Елена Мухачёва: Почему глазами?

Ольга Макарова: Люди находятся в состоянии острого стресса. Если мы отходим и разговариваем между собой, а при этом идёт извлечение из-под завала, например, они будут думать, что мы от них что-то скрываем и утаиваем. Если нам нужно передать друг другу какую-то информацию, у нас есть сотовые телефоны, и мы пишем друг другу сообщения. Если мы сопровождаем похороны, один психолог стоит по одну сторону гроба, другой — по другую. 

Но я работаю с теми, кто напротив меня, Марина Олеговна — с теми, кто напротив неё, потому что мы их видим. Если я вижу, что кому-то становится плохо, я глазами показываю Марине Олеговне, и она обращается к этому человеку, либо Марина Олеговна мне показывает, и я обращаюсь.

Ak4ak-heedA (1).jpg
Марина Углова и Ольга Макарова.

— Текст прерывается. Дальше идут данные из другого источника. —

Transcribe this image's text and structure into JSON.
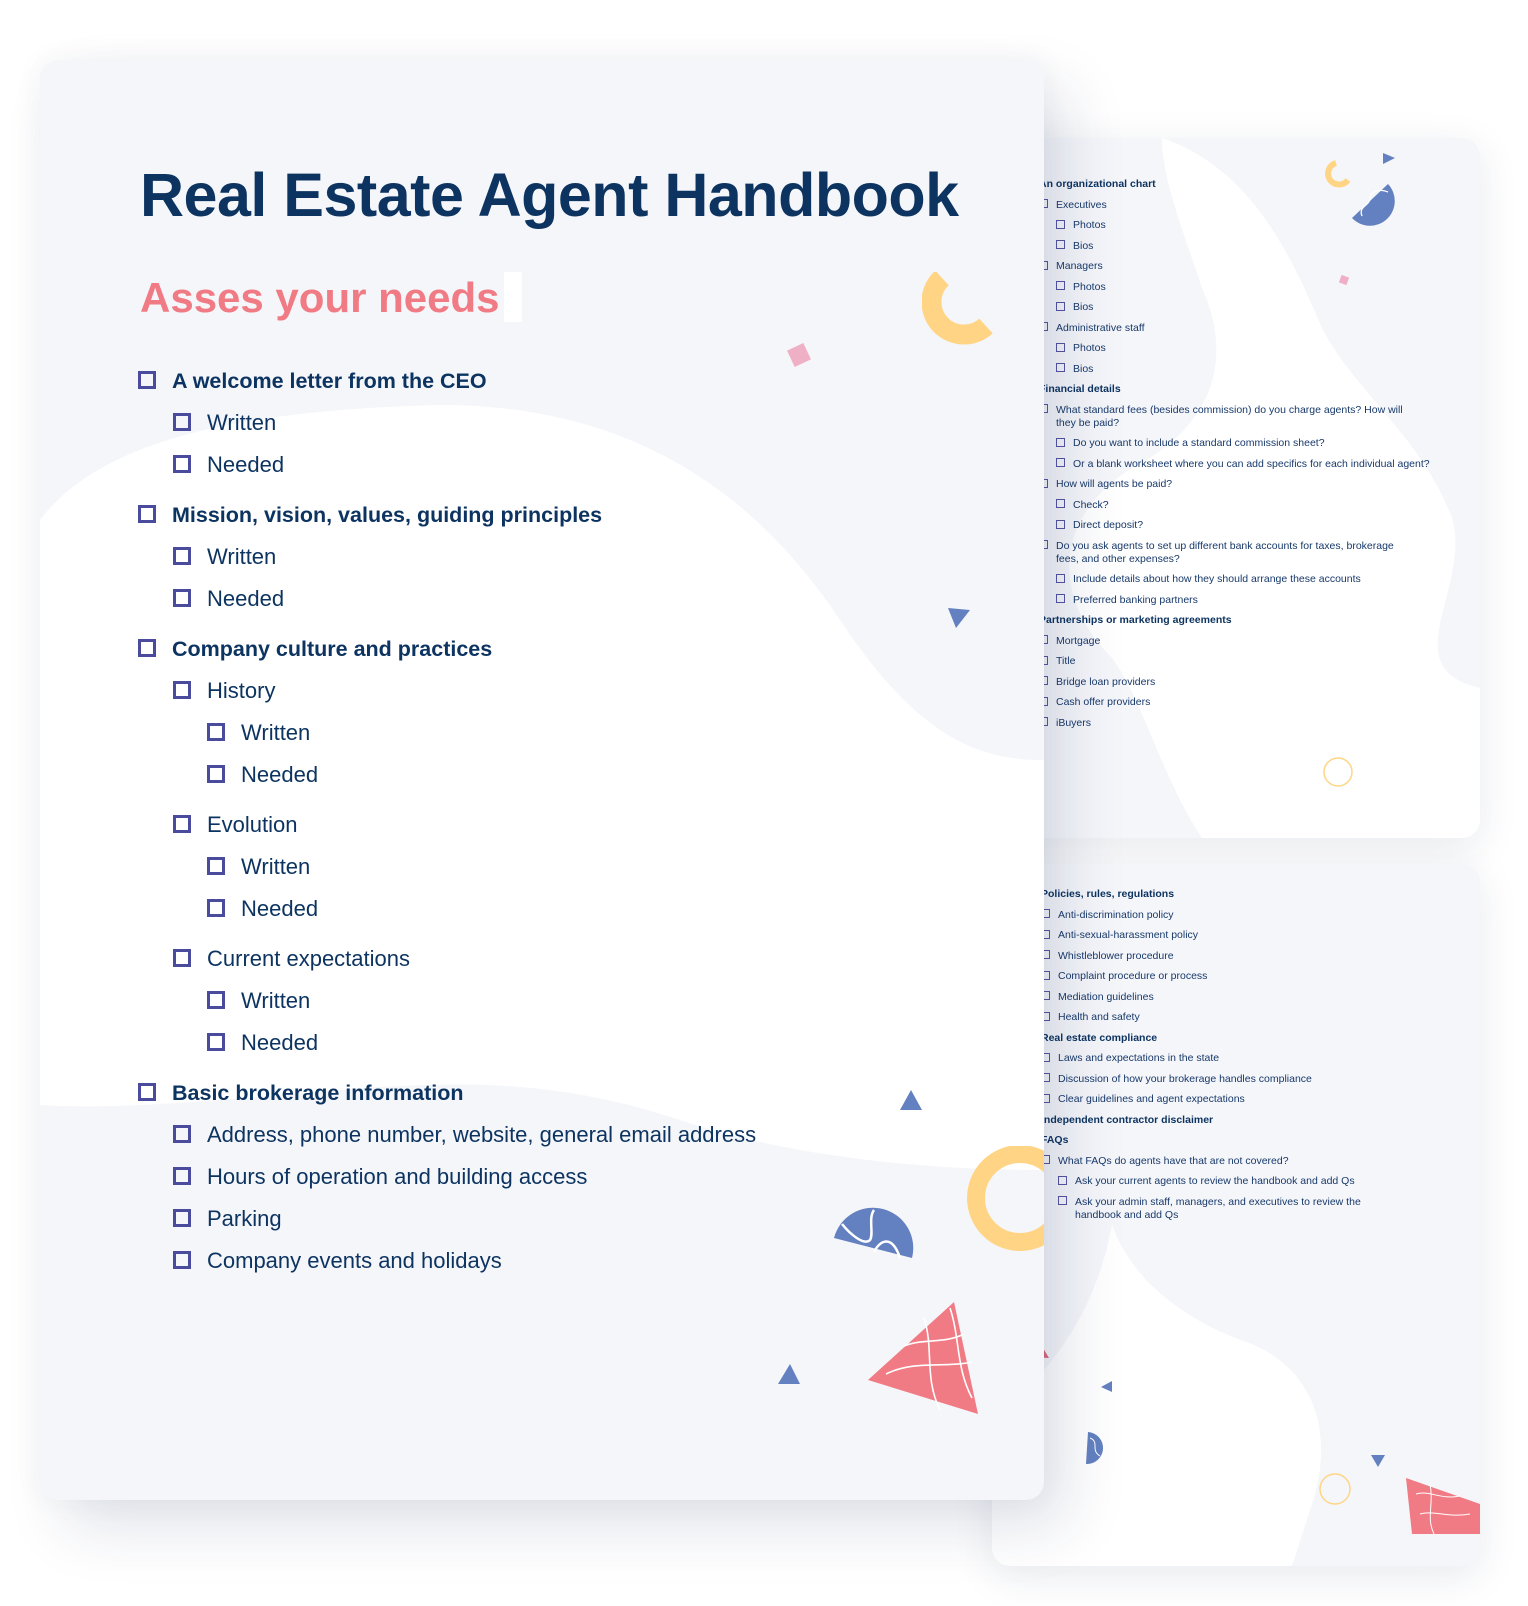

Фото: Павел Комаров, nsknews.info

Марина Углова: А ещё нам тоже важна поддержка друг друга. Я на Олю смотрю, она мне глазами показывает, что поняла и всё в порядке. Я спокойна.

Ольга Макарова: Если стоит группа женщин, то я могу подойти к пострадавшим, соблюдая определённую дистанцию. Тактильный контакт нужно применять очень аккуратно, потому что я посторонний человек и я в форме. 

Иногда можно постоять возле человека, а, когда он привыкнет к тому, что ты рядом, очень аккуратно прикасаешься или кладёшь руку на плечо. Просто рука на плече может очень помочь.

Марина Углова: А дальше включаешься в разговор, в беду и проблему. Бывает, что один человек плачет, а другой молчит. Он в ступоре. Вот вы к кому подойдёте?

Елена Мухачёва: К тому, кто плачет.

Марина Углова: Нет, нужно идти сначала к тому, кто в ступоре. Потому что плачущий уже испытывает сильные эмоции. И это хорошо. Плач в нашей ситуации — самая адаптивная реакция. Если человек не плачет, а держит эмоции в себе, мы его, наоборот, стараемся вывести на плач. Потому что ступор может перейти в другую острую стрессовую реакцию: например, в истерику.

Был случай. Парень сидел в ступоре после автокатастрофы, просто сидел и ни на что не реагировал. Я подошла: «Меня зовут Марина, могу вам чем-то помочь?» Реакции не было, человек был весь в себе. Когда удалось немного вывести его из этого состояния и началось опознание, реакция перешла в истерику.

Елена Мухачёва: Истерит — значит, сильно выражает свои эмоции. Плачет же — адаптивная реакция. Нет разве?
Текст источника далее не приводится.